Background information
- Born: Mario Abramovich 31 October 1926 Argentina
- Died: 1 December 2014 (aged 88) Buenos Aires, Argentina
- Genres: Tango
- Occupations: Violinist; composer;
- Instrument: Violin
- Formerly of: Sexteto Mayor

= Mario Abramovich =

Mario Abramovich (31 October 1926 – 1 December 2014) was an Argentine violinist and composer, considered an important figure linked to the music of tango.

He acted from a young violinist, integrating prestigious ensembles dedicated to the genre and has composed pieces.

He was a member of the group Sexteto Mayor since its founding in 1973, until his death in 2014.

==Career==
When Abramovich was six years old, he studied violin performance with Martin Llorca and later won a contest and became a violinist in the Teatro Colón.
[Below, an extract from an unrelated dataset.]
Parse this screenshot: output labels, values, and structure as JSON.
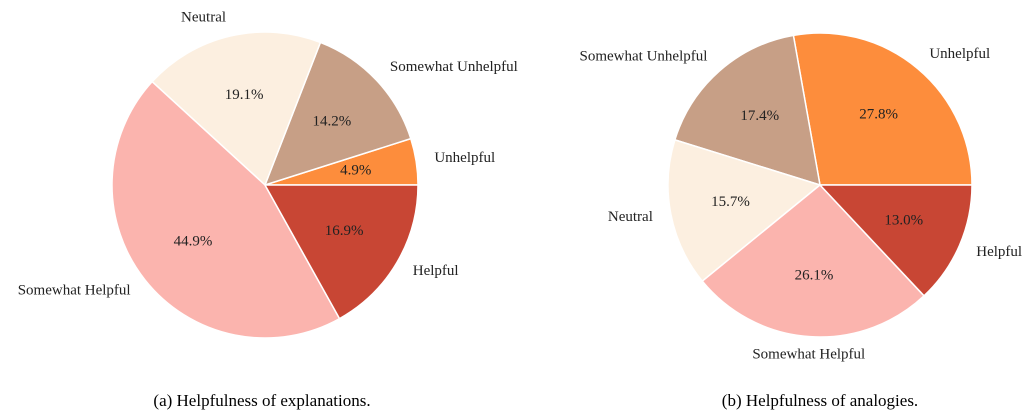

In 1943 he began his relationship with the tango. Worked as first violin with Osvaldo Fresedo, Miguel Caló and Argentino Galván, he joined the orchestra for 23 years of Héctor Varela and made recordings with Juan d'Arienzo and Aníbal Troilo.

In 1987, Abramovich performed on Bryan Ferry's solo album Bête Noire. He appeared on the Selección Nacional de Tango album En Vivo in 2005.